4. The method according to claim 1, characterized in that, Generate an adversarial sample set based on the synthetic image corresponding to the light source having the physical parameter vector of the target light source, including: Random image transformation is performed on the synthetic image corresponding to the light source with the physical parameter vector of the target light source to obtain an adversarial sample set; The random image transformation includes at least one of perspective change, size change, and brightness change.

5. The method according to any one of claims 1-4, characterized in that, The parameters in the physical parameter vector of the light source include wavelength, position, radius, and intensity; The radius is determined based on the distance between the light source and the target object in the original image and the focal length of the light source.

6. An adversarial sample generation device, characterized in that, include: The acquisition module is used to acquire the original image and multiple sets of light sources with different physical parameter vectors, and generate a synthetic image set based on the original image and the light sources; An optimization module is used to construct an objective function corresponding to the synthetic image set and solve the objective function to obtain a target light source physical parameter vector; wherein, the objective function takes minimizing the confidence that the synthetic images in the synthetic image set are correctly classified as the optimization objective, and the light source physical parameter vector is the optimization variable; The adversarial example generation module is used to generate an adversarial example set based on the synthetic image corresponding to the physical parameter vector of the target light source in the synthetic image set.

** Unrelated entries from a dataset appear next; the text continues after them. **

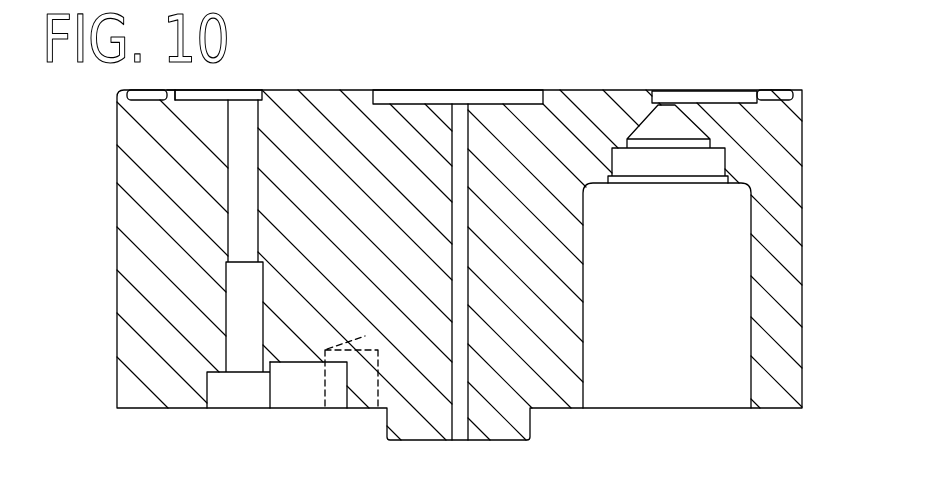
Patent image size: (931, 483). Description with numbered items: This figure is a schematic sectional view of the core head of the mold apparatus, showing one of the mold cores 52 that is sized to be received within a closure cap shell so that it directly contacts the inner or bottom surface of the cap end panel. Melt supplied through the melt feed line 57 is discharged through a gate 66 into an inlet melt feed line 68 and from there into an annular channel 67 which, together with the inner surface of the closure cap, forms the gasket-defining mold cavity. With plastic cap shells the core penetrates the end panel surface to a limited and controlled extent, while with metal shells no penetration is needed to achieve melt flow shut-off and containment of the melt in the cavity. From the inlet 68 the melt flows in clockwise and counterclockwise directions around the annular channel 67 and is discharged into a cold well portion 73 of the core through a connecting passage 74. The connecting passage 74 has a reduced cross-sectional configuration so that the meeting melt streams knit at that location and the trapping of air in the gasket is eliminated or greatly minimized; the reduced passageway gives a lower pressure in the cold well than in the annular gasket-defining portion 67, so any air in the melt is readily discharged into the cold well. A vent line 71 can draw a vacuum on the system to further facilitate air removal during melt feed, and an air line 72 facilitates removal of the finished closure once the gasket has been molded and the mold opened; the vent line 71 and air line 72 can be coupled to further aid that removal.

The mold core 52 is at (803, 158).
The melt feed line 57 is at (727, 268).
The gate 66 is at (686, 122).
The annular channel 67 is at (145, 92).
The inlet melt feed line 68 is at (705, 100).
The vent line 71 is at (228, 408).
The air line 72 is at (458, 437).
The cold well portion 73 is at (235, 92).
The connecting passage 74 is at (176, 90).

7. The apparatus according to claim 6, characterized in that, The optimization module includes an objective function construction unit; the objective function construction unit is specifically used for: Determine the constraint range of the physical parameter vector of the light source corresponding to the light source; Each of the synthesized images is classified and predicted separately to obtain the confidence level that the synthesized image is correctly classified; The objective function is constructed with the goal of minimizing the confidence that the synthesized images in the synthesized image set are correctly classified, the light source physical parameter vector corresponding to the light source as the optimization variable, and the constraint range as the constraint condition of the variable.

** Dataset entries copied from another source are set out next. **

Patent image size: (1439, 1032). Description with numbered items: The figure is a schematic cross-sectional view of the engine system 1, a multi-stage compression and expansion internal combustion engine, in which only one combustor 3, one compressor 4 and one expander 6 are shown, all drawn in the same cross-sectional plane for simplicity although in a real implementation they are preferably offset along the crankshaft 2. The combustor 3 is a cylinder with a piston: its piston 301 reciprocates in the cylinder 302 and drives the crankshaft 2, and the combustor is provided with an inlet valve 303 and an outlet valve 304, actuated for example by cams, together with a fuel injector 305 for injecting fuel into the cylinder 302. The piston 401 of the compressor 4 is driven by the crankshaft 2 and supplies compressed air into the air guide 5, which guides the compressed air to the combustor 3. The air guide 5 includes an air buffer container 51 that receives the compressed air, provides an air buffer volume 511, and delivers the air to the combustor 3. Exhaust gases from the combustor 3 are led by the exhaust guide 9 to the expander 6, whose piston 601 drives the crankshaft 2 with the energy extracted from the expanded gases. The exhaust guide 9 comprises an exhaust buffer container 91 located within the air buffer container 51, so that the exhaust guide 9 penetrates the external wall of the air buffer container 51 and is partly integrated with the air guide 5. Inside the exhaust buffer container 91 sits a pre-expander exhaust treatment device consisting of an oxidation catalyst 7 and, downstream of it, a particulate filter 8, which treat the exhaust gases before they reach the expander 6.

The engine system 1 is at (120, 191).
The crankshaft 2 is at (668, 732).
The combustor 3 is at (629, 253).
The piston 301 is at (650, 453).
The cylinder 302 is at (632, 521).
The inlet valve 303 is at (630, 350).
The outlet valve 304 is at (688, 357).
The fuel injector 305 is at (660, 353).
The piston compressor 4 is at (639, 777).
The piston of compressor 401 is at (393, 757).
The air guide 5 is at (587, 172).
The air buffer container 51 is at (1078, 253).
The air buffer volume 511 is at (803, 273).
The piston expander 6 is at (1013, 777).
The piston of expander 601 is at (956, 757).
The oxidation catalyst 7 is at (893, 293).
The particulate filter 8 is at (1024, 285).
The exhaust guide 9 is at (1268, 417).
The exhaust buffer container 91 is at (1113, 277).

8. An electronic device, characterized in that, The electronic device includes: At least one processor; and a memory communicatively connected to the at least one processor; The memory stores a computer program that can be executed by the at least one processor, which is then executed by the at least one processor to enable the at least one processor to perform the adversarial sample generation method according to any one of claims 1-5.

9. A computer-readable storage medium, characterized in that, The computer-readable storage medium stores computer instructions that cause a processor to execute the adversarial sample generation method according to any one of claims 1-5.

10. A computer program product, characterized in that, The computer program product includes a computer program that, when executed by a processor, implements the adversarial sample generation method according to any one of claims 1-5.